Il perché è presto detto: se ci sono 400 mila persone assunte a tempo determinato e vengono tenute in quella condizione per 15 anni, è chiaro che diventano un problema sociale ed hanno la priorità in termini di stabilizzazione.
Questo vuol dire che, se si gonfia, invece di sgonfiarsi, questo serbatoio di precarietà, un giovane finirà per non entrare mai nella pubblica amministrazione. Per questo chiedo di svuotare questo serbatoio, secondo criteri giusti, secondo procedure giuste e controllate, programmando flussi che si riducono nel tempo e, contemporaneamente, riaprendo le assunzioni nei confronti dei giovani.
Quando si parla di pubblica amministrazione, non si può parlare di un unico indistinto: ci sono settori vitali (penso ad esempio ai pompieri, ma potrei citare tanti altri esempi) in cui, o mancano gli organici da decenni oppure le prestazioni sono legate alle assunzioni a tempo determinato. Le nostre città sono piene di asili nido in cui lavorano solo professionisti a tempo determinato.

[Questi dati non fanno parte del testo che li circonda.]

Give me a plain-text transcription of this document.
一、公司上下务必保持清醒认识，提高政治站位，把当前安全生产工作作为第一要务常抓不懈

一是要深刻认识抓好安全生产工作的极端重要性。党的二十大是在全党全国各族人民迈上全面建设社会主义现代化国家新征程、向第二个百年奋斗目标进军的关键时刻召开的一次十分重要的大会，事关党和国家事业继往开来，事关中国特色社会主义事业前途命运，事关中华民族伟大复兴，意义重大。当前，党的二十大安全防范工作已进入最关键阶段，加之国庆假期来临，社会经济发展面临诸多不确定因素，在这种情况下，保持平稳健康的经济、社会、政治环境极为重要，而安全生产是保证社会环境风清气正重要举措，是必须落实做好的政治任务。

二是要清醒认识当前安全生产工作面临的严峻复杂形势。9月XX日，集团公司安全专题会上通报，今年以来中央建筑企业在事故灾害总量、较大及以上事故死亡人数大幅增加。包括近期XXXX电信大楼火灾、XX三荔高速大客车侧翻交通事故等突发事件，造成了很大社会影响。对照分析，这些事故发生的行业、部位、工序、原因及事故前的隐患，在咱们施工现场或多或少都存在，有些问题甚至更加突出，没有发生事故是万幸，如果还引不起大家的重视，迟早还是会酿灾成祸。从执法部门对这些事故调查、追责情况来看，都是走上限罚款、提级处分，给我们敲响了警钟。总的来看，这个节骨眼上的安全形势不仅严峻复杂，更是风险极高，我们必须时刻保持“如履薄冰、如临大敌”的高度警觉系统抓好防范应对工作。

Abbiamo, cioè, una parte dei servizi pubblici che, dal punto di vista della qualità e della stabilità del rapporto di lavoro, è in condizioni assolutamente non compatibili con le responsabilità e la qualità che quei servizi pubblici richiedono. Per questo, penso che occorra trasferire l'operazione fatta per la scuola anche negli enti locali, nella sanità, e soprattutto nella ricerca e nelle università, dove invece, da questo punto di vista, la legge finanziaria non propone nulla.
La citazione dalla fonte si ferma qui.